Export from Supabase + R2 into training-ready format. Two main options:

**Option A: HuggingFace Dataset format** (recommended for sharing/reproducibility)

- Parquet files with columns: audio_path, text, language, speaker_id, duration_s, quality_tier, emotion, pace
- Audio files organized by language/video_id
- Per-language train/val/test splits (e.g., 95/2.5/2.5)
- Push to HuggingFace Hub for easy loading

**Option B: WebDataset format** (recommended for large-scale training)

- `.tar` shards with paired `.flac` + `.json` per segment
- Streaming-friendly, no need to download entire dataset
- Works well with PyTorch DataLoader

For either option, the export pipeline:

1. Query Supabase for all segments in target tier(s), grouped by language
2. For each video, download the `_transcribed.tar` from R2 (already contains polished audio + per-segment JSONs)
3. Re-package into the target format with proper splits
4. For long-context: recombine splits by grouping on original filename, concatenate audio + text in order

This is another distributed workload (507K tars to download and repackage), but much lighter than transcription -- pure IO, no API calls.
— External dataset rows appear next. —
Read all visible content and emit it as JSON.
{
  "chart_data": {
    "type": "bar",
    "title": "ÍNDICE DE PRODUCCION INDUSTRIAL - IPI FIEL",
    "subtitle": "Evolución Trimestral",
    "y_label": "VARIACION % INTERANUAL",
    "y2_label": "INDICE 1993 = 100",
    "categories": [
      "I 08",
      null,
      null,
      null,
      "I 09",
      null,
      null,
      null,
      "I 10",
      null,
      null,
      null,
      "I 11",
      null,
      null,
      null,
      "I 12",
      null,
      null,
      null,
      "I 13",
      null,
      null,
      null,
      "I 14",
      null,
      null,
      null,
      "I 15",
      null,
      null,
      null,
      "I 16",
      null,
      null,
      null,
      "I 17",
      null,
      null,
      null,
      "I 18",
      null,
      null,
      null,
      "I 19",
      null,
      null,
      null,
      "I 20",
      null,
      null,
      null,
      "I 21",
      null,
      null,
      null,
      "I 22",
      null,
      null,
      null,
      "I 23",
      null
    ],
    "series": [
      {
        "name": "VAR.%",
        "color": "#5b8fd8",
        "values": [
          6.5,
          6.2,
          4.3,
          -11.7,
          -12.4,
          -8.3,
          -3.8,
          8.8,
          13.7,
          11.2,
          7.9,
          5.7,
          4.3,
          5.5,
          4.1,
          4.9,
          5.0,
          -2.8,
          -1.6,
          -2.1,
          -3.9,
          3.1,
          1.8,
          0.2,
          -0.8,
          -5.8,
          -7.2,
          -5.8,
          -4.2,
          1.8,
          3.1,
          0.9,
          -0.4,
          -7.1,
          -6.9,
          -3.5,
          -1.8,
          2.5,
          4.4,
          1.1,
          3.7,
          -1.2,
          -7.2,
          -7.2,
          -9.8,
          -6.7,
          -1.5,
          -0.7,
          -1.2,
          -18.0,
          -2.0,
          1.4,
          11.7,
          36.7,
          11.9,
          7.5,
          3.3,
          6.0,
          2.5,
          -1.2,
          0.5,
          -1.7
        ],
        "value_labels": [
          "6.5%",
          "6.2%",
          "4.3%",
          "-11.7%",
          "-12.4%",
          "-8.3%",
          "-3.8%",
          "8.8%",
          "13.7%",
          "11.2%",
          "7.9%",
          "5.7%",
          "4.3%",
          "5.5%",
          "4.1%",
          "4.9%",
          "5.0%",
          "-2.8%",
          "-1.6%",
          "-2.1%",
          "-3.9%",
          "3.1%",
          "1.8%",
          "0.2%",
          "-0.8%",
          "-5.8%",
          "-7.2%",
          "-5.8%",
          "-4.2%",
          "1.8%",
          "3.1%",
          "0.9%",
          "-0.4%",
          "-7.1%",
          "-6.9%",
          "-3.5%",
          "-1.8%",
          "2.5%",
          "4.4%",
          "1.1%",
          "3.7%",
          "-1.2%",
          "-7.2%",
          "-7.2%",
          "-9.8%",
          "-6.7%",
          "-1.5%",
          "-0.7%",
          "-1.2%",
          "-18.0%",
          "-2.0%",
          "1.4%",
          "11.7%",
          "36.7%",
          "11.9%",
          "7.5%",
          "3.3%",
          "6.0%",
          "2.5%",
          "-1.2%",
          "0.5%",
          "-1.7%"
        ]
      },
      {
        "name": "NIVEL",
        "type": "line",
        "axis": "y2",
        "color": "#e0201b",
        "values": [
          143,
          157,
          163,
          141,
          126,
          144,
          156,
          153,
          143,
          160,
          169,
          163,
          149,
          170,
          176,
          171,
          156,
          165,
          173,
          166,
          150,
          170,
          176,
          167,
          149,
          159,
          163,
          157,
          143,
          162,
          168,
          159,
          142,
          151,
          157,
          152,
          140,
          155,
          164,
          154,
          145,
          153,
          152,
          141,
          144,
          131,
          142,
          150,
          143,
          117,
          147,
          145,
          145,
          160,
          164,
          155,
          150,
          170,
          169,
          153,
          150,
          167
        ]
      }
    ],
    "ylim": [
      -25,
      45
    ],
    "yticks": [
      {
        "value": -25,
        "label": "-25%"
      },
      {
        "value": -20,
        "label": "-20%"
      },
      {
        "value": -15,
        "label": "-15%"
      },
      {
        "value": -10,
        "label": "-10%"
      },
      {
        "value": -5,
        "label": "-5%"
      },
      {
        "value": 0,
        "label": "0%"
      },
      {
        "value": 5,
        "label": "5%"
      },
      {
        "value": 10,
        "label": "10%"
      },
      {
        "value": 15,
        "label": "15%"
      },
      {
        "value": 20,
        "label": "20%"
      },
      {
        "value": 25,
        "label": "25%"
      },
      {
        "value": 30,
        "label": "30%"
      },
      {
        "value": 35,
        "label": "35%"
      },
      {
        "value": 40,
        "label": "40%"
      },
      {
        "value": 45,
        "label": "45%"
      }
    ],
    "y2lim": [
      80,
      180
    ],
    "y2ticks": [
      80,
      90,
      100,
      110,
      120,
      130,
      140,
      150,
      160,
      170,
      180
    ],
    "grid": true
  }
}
## Phase 4: Training Setup

Once data is exported:

- **ASR**: Fine-tune Whisper or IndicConformer on Tier B+C data (~60-70M segments). Standard CTC/attention training.
- **TTS**: Fine-tune VITS/XTTS/StyleTTS2 on Tier A+B data per language. Requires speaker clustering first (group segments by speaker embedding similarity for multi-speaker models).
- **Long-context TTS**: Use recombined segments (original pre-split audio from R2 input bucket + concatenated transcriptions) for models that support >15s context.

## Recommended Execution Order

Start with Phase 1 (pure analysis, no code changes, a few hours of SQL work) to understand the real data quality before committing to export format or training approach. The lang mismatch investigation alone could change the TTS yield from 20% to 60-80%.